Ich bin weder dankbar noch undankbar. Ich bin einfach da.(…)
(Sie schrieben) 1985 in einem Zeitungsartikel, dass Sie als Schüler während einer Lateinstunde von einem Moment auf den anderen Ihren Glauben verloren.
Ja, aber das war eher ein Witz.Was geschah in dieser Stunde?
Ich ging in Rugby in England zur Schule und sah eines Tages während der Lateinstunde aus dem Fenster auf die Kirche von Rugby. Das ist so ein neugotischer Bau, heute fände ich den ganz bemerkenswert, aber mit meinen 15-jährigen Augen fand ich ihn grauenvoll. Plötzlich dachte ich: Welcher Gott will in so einem Gebäude wohnen? Sei nicht blöd, da wohnt niemand! In diesem Moment erkannte ich……dass alle Religionen Unsinn sind.

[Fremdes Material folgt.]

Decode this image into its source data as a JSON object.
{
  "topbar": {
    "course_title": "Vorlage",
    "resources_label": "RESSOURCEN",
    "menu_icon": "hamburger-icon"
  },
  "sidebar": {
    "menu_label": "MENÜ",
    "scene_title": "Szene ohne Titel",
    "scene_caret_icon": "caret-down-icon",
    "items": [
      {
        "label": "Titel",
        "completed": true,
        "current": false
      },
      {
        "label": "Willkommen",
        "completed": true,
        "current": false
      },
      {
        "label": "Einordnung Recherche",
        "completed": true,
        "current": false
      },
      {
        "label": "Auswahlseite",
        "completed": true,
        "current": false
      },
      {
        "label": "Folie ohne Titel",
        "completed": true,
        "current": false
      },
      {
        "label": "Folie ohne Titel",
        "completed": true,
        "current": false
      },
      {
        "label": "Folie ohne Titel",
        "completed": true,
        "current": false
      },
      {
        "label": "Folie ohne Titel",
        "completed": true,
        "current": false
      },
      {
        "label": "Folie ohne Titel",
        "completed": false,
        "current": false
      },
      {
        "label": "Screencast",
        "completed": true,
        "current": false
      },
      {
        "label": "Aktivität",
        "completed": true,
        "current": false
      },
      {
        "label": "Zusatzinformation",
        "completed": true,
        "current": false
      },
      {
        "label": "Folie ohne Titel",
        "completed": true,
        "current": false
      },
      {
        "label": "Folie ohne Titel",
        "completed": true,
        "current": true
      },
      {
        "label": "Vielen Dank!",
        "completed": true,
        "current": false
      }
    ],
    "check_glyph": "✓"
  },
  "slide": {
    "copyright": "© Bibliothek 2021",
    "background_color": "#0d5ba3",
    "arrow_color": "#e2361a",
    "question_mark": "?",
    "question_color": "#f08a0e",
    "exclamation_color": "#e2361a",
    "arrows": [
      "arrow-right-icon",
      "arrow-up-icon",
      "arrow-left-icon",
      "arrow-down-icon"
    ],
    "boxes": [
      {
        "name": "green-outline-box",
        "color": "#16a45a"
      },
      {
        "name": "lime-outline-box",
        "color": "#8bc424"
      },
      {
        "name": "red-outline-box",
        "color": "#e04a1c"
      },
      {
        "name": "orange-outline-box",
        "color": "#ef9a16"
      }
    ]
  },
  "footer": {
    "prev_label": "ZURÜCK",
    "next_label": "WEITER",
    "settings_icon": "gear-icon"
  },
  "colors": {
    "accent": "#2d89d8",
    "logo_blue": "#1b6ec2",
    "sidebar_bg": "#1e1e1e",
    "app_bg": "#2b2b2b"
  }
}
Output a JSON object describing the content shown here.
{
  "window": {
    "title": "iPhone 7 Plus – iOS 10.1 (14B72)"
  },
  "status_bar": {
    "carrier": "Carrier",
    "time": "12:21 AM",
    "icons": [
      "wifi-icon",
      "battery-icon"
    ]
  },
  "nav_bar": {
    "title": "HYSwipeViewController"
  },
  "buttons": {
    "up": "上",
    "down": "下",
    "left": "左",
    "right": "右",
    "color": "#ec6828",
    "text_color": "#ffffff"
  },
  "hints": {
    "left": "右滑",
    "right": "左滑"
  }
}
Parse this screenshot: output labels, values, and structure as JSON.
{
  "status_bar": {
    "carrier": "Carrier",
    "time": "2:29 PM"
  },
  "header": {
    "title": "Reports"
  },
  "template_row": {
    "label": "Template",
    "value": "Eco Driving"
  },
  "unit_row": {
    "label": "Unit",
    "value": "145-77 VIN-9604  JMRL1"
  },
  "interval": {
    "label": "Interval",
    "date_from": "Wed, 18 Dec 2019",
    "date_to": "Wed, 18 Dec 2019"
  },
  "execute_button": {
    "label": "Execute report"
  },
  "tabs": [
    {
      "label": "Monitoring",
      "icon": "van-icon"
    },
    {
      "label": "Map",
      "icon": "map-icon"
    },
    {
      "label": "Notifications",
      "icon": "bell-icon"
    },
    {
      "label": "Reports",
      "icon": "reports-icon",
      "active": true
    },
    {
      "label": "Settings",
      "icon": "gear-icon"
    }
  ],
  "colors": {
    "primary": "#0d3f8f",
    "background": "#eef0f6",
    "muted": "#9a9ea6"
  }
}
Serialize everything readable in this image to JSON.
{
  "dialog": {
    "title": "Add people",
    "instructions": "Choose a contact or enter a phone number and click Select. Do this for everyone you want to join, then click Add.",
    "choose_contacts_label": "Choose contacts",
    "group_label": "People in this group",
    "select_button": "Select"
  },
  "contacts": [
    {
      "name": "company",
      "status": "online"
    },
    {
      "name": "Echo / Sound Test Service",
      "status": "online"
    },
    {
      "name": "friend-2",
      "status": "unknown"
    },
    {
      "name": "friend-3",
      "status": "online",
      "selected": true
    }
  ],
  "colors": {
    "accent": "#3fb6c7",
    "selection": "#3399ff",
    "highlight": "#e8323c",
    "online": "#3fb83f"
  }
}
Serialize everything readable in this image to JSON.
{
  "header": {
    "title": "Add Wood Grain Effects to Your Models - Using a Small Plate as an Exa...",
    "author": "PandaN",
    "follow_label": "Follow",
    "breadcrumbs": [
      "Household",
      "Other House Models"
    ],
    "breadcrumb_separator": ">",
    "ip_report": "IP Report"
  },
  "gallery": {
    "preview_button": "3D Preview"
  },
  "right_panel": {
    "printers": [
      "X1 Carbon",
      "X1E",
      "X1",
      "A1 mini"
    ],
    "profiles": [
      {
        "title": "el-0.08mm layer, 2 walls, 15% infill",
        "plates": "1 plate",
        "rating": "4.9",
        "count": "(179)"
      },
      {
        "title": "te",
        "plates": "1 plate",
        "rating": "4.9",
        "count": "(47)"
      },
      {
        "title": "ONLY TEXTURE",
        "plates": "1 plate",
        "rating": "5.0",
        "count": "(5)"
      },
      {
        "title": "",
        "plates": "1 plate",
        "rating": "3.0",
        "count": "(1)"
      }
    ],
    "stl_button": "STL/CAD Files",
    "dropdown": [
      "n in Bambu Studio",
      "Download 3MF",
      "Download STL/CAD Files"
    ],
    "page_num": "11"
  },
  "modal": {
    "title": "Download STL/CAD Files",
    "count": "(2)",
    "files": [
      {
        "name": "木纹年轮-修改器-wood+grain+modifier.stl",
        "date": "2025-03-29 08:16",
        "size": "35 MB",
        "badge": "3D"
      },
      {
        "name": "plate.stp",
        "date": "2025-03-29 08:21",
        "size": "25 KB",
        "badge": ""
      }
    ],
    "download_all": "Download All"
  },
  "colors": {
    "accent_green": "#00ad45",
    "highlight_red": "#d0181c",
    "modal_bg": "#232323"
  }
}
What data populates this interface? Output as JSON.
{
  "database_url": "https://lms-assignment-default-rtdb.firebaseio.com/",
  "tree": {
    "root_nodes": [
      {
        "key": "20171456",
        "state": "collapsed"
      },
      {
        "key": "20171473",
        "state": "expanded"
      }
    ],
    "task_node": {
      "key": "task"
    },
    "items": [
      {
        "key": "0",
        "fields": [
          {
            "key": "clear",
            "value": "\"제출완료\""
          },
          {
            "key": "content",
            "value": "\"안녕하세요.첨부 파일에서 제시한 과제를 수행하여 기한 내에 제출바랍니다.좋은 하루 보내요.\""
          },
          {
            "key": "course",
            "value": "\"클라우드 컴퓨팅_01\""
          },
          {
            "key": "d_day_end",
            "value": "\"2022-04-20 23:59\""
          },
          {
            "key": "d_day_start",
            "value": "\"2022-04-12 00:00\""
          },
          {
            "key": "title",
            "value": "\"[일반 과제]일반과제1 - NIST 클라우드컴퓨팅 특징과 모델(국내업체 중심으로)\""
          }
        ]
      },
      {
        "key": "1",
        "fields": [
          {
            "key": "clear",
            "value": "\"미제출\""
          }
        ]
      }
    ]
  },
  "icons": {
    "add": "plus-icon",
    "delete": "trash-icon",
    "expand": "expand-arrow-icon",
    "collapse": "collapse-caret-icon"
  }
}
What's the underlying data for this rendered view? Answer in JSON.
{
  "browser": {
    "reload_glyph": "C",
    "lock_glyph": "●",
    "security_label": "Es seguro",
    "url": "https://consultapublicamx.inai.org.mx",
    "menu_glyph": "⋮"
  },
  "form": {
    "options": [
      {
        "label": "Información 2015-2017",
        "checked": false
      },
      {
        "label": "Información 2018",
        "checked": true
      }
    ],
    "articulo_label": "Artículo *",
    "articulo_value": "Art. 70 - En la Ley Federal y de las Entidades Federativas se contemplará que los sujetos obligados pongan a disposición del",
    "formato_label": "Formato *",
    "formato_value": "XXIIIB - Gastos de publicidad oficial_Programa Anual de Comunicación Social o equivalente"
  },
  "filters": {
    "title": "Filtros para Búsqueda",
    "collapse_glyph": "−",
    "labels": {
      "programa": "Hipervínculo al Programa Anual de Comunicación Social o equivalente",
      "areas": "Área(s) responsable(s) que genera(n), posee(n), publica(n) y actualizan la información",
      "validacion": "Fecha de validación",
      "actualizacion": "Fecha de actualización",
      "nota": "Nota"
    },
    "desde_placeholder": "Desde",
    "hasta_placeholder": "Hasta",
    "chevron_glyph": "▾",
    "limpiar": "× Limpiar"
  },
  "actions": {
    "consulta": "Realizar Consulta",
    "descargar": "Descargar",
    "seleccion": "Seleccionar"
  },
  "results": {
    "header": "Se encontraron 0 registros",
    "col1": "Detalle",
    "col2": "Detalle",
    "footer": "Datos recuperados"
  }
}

Richtig! Es war ein Zufall. Wäre da die Kathedrale von Chartres gestanden, wäre es vielleicht anders gekommen.Leiden Sie manchmal darunter, an keinen Gott glauben zu können?
Nein, überhaupt nicht.(…)
Ihr so hartnäckig behaupteter Atheismus ist vielleicht auch eine Art Religion. Ich kann nicht glauben, dass Sie so leicht ohne die Vorstellung von etwas Höherem auskommen können.
Da kann ich Ihnen nicht helfen. Sie müssen es glauben. Fast alle meine Freunde sind Atheisten. Ich fühle mich nicht als Ausnahme. Es ist ein grosser Fehler zu meinen, man brauche, um ein moralisches Wesen zu sein, einen obersten Schiedsrichter, der einem sagt, was gut und was böse ist. Wenn Sie die Geschichte betrachten, werden Sie sehen, dass es die Idee, was gut und was falsch ist, immer schon vor den jeweiligen Religionen gab. Die Religionen wurden erst im Nachhinein von den Menschen erfunden, um diese Idee auszudrücken.